Deponiedebatte: Protokoll des Erörterungstermines vom 22.3.2011

Ist es Zufall oder Taktik? Kurz vor dem Besuch des NRW-Umweltministers Johannes Remmel am 26.7.2011 in Bochum-Hamme erscheint nun nach fast vier Monaten endlich das Protokoll des Erörterungstermines vom 22.3.2011 im Bochumer Rathaus.  "Es ist schon erstaunlich, dass mitten im Abwägungsprozess der Leiter des zuständigen Umweltamtes Hagen, Herr Heinz-Jörg Gimpel, per Zeitung verkündet, dass "von einer Genehmigungsfähigkeit der Deponie ausgegangen wird...". Und man wochenlang auf das Protokoll warten musste!

 

Das komplette Protokoll können Sie als PDF-Datei anschauen, wenn sie auf das Symbol  klicken.

 

"Die Stadtteilkonferenz Hammer-Runde hat in der Mitgliederversammlung vom 12.07.2011 noch einmal klar gestellt, dass der demokratische Widerstand gegen die Deponie weitergeführt wird", so Martin Oldengott für den Vorstand.

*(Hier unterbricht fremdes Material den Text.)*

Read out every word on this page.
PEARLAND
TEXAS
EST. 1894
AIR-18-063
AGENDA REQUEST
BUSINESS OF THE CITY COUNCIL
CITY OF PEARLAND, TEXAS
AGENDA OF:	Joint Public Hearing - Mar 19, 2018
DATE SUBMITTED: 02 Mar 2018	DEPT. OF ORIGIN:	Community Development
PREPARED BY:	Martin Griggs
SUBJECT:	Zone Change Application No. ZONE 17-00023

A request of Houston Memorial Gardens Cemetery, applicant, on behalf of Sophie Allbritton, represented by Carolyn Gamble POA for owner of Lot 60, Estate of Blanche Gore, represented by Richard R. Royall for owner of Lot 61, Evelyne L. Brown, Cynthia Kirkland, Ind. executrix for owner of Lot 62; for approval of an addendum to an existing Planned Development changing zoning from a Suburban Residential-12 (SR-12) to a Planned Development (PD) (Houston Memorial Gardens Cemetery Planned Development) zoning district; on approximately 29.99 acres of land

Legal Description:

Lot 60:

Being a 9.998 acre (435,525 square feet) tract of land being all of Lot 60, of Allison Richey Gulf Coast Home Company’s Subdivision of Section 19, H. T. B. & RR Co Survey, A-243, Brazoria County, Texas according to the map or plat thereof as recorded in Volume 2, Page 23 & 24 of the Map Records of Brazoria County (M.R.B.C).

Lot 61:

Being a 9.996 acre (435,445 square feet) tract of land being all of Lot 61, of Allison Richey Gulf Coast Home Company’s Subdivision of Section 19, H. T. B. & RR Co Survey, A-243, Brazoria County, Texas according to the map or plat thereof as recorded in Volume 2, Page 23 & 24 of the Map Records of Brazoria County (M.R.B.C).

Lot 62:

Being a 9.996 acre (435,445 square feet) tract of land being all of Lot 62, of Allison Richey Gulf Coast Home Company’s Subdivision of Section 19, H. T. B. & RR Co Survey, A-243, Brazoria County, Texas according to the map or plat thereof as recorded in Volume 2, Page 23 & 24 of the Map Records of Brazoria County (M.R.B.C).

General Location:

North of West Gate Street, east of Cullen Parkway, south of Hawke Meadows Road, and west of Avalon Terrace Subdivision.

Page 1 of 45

Vom Besuch des Umweltministers verspreche man sich ein objektives Urteil und ein besonnenes Eingreifen in dieses "abgekartetete" Spiel zwischen ThyssenKrupp Nirosta und Stadt Bochum. "Es steht weiterhin im Raum, dass Herr Gimpel wiederholt bei offiziellen Anlässen geäußert hat, "dass nach heutigen Rahmenbedingungen die Deponie nicht genehmigungsfähig wäre...". Dies zeigt wohl deutlich, dass auch die Stadt Bochum und die örtliche Politik ihre Fürsorgepflicht für die Bürgerinnen und Bürger des Stadtteils Hamme grob verletze. Und das für einen unbekannten Investor, der in Kürze im Sinne einer Heuschrecke den Bochumer Standort von ThyssenKrupp Nirosta dirigieren wird. " Das Ende dieser Geschichte ist uns aus anderen Beispielen leidlich bekannt", so Martin Oldengott.